Deep learning methods can solve many challenging problems today and are even more successful than humans. This article will see how artificial intelligence is getting stronger with processing power and how it is weakened by human knowledge.
Artificial intelligence started by taking the example of the human brain. Why not mimic it if we have a working sample? We can ask the question, why don’t planes fly like birds? If there is no biological version of flying, there may not be only biological examples of intelligence.
Over 70 years of research has taught machines to many challenging problems, from driving to protein folding. At the same time, our perspective on artificial intelligence evolved in this process.
Artificial intelligence and human intelligence cannot be compared entirely objectively, but it is known that artificial intelligence is more successful than humans in some specific areas.
- Chess
- Poker
- GO
- Complex video games (Starcraft 2)
Anthropocentrism
For example, we want to design a robot that sees like a human, the wavelength that the human eye can perceive covers a minimal area of the entire wavelength. Getting stuck in the human eye design is to block other paths to higher understanding.
Similarly, trying to make this robot’s mind and knowledge completely human-like, limits the robot’s perception abilities.
Humans have already advanced their perceived limitations with the scientific method. The scientific method serves to see beyond the visible.
Human Experience vs Machine Learning
According to Rich Sutton, an artificial intelligence engineer for Deep Mind, artificial intelligence should not be developed according to human thinking and knowledge. Limitations brought by the humanistic perspective; Chess and Go games, image and language processing can also be seen.
Brute-force is often the last choice in the computing world. When Kasparov was defeated in chess in 1997, the algorithm he was defeated was not very intelligent, only using brute force. A similar process was seen in the GO game.
The algorithm was looking for all possible moves for the situation on a given chessboard, and it was doing it using large amounts of processing power, not intelligence. How could a foolish, searching-based algorithm beat a chess master who had been trained for years?
Processing power defeats human intelligence and knowledge in many areas.
The first computer vision methods were also designed to look for edges or generalized shapes, but these techniques did not work. Modern convolutional neural networks learn from data which shapes and patterns to pay attention to and work much more successfully.
GPT-3 differs from GPT’2 in that it contains more neurons, reads all the information on the internet, and uses a $ 5 million GPU processing power. As a result, more successful results can be obtained with more processing power.
Lessons Learned from the Future of Learning
The bitter lesson is based on the historical observations that:
1) AI researchers have often tried to build knowledge into their agents.

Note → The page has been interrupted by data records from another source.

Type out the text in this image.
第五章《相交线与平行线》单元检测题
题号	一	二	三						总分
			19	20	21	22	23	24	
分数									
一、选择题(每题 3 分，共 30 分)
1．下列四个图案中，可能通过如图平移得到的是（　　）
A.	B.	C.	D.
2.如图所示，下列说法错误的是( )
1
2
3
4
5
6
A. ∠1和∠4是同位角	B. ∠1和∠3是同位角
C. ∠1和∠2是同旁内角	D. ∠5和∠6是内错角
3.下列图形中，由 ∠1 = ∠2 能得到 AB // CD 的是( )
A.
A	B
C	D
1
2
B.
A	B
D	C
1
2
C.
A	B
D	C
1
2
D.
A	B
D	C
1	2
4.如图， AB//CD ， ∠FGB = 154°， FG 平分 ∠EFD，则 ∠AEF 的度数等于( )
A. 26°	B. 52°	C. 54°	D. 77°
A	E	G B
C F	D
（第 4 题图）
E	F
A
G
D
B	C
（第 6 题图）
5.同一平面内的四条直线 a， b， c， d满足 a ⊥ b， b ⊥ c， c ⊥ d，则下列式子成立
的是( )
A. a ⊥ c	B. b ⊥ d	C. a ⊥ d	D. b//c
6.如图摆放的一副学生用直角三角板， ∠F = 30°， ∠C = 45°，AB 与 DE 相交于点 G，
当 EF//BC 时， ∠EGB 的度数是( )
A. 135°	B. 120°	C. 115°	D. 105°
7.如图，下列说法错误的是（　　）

2) This always helps in the short term, and is personally satisfying to the researcher.
3) But, in the long run, it plateaus and even inhibits further progress.
4) Breakthrough progress eventually arrives by an opposing approach based on scaling computation by search and learning.
Artificial intelligence does not imitate human work by robotizing after a certain point, but to see further. Trying to transfer human knowledge to artificial intelligence causes extreme biases and slow learning. Although it improves in the short term, it will not work in the long run.
If we think of a chessboard, some moves can be made for a particular situation; these moves space has a mathematical structure. For example, if we think about chess, there are many possibilities and patterns in this space. People have developed important patterns from this space over time, such as the Hungarian Defense, the Italian opening.
Human brain chooses the most optimum movements in here, but this space has vast and incomprehensible and undiscovered places. Especially in the game Go, there are many possibilities. The techniques people find in games have limitations such as the human mind and time spent on the game.
On the other hand, machines can play games by playing games with them very quickly and without getting tired, or they can learn the skills that a person has gained through years of work with real-life simulations within hours.
This probability space is independent of the observer and treats everyone equally, no matter human or machine. Therefore, machine learning algorithms that approach the problem with the right competence can also develop original patterns.
We have to develop artificial intelligence models that can explore, not repeating what we know. Humans can not lead through this space, but to assist AI in exploration with more processing power.
Deep learning is a development in this direction. According to statistical methods, people have less need to extract attributes. For example, you want to classify flowers. In classical methods, you need to collect information such as the colour of the flower and the leaf’s size and train the algorithm.
In Deep Learning, by uploading only flower images, you learn the necessary attributes and the human factor decreases.
The lesson here is that letting go of the anthropocentric perspective makes artificial intelligence more successful. Of course, the algorithms developed by humans are essential for deep learning architectures and the training process.
For these reasons, the future of artificial intelligence is in unsupervised and reinforcement learning. General AI can be achieved not by teaching, but by letting him learn. For example, MuZero was able to reach more comprehensive intelligence with fewer rules.